When presented evidence he has done anything illegal, immoral, or embarrassing, Donald Trump has always used one of two responses. The first is turnabout, insisting his opponent is actually guilty of the thing Trump did (no puppet, you’re the puppet). The second is inversion, claiming reality is actually the complete opposite (nobody’s been tougher on Russia than me).
Last week, Liz Cheney revealed in her new book that Kevin McCarthy decided to visit Trump at Mar-a-Lago a few weeks after the insurrection, when the party had shunned its former leader, because he was told Trump was so upset about losing that he wasn’t eating as much as normal.
Trump responded on social media at 12:56 a.m. Sunday, as one does. He decided to go with inversion: “I was not depressed, I WAS ANGRY, and it was not that I was not eating, it was that I was eating too much.”

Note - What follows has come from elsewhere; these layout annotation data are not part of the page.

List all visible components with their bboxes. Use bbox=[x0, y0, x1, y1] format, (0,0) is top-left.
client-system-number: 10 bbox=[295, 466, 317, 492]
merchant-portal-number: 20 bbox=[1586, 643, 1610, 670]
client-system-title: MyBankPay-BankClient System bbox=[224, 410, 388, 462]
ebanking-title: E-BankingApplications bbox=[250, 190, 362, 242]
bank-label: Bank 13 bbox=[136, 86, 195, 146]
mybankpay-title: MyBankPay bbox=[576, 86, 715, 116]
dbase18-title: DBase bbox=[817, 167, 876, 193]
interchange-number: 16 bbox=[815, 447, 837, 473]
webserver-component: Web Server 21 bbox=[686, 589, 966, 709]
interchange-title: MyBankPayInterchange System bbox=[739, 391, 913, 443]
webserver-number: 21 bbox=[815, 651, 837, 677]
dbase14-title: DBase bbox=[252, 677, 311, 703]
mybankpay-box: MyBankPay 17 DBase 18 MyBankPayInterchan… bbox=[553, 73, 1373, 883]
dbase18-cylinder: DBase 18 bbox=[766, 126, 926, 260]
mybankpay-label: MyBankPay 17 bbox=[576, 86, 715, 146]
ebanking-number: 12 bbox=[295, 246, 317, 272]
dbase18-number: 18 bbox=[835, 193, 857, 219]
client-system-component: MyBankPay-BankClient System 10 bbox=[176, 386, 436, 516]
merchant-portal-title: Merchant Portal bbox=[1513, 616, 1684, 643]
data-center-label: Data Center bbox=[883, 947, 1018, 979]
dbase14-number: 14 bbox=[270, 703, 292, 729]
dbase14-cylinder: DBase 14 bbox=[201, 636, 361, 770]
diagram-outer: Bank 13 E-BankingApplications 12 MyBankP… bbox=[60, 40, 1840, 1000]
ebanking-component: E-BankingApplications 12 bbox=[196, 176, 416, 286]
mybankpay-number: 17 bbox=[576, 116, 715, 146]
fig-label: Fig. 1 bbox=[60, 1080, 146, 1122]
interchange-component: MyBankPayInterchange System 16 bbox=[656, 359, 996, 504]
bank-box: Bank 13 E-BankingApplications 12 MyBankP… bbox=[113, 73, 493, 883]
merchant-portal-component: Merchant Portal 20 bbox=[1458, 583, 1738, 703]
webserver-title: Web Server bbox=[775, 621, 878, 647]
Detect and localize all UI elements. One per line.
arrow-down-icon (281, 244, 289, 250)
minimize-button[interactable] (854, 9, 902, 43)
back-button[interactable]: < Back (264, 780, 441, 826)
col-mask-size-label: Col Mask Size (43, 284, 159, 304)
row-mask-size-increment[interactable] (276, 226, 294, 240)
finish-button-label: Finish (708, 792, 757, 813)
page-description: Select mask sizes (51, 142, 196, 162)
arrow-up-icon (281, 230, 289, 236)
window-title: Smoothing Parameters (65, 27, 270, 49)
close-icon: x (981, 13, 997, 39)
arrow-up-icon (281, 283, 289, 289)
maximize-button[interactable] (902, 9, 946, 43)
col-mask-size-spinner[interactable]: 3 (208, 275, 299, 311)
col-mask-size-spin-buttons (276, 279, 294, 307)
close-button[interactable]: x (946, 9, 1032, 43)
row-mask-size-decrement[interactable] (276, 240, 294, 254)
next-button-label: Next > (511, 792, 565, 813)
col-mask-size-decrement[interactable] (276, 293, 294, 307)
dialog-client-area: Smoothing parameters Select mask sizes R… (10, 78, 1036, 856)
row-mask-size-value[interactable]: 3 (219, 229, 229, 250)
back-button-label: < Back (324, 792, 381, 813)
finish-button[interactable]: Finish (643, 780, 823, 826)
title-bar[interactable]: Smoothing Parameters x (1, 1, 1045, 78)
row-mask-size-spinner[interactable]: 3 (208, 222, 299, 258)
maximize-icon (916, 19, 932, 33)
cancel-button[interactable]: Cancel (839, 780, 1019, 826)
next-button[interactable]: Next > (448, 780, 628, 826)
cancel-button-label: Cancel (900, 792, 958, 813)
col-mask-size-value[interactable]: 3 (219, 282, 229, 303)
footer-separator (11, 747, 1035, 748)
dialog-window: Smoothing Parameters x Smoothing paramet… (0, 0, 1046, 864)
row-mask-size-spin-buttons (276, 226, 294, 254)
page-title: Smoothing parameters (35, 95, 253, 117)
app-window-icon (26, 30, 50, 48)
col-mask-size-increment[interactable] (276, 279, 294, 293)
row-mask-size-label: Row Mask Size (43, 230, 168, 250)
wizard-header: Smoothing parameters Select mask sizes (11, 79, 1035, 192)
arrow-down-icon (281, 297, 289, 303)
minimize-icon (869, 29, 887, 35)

Perhaps Trump considered turnabout and decided that it wouldn’t work to claim Liz Cheney was actually eating too little. (Trump’s favorite mode of attacking female critics is to say they’re eating too much; calling a woman too skinny probably wouldn’t compute in his mind as a plausible insult).
Trump famously views himself as an Adonis, frequently mocking the bodies of other politicians with smaller waistlines. He is, indeed, loath to concede error of any kind. Yet here he is confessing to gluttony. Trump’s own picture of his post-insurrection exile is a man swallowing his feelings about a failed coup attempt in a never-ending procession of steaks and burgers.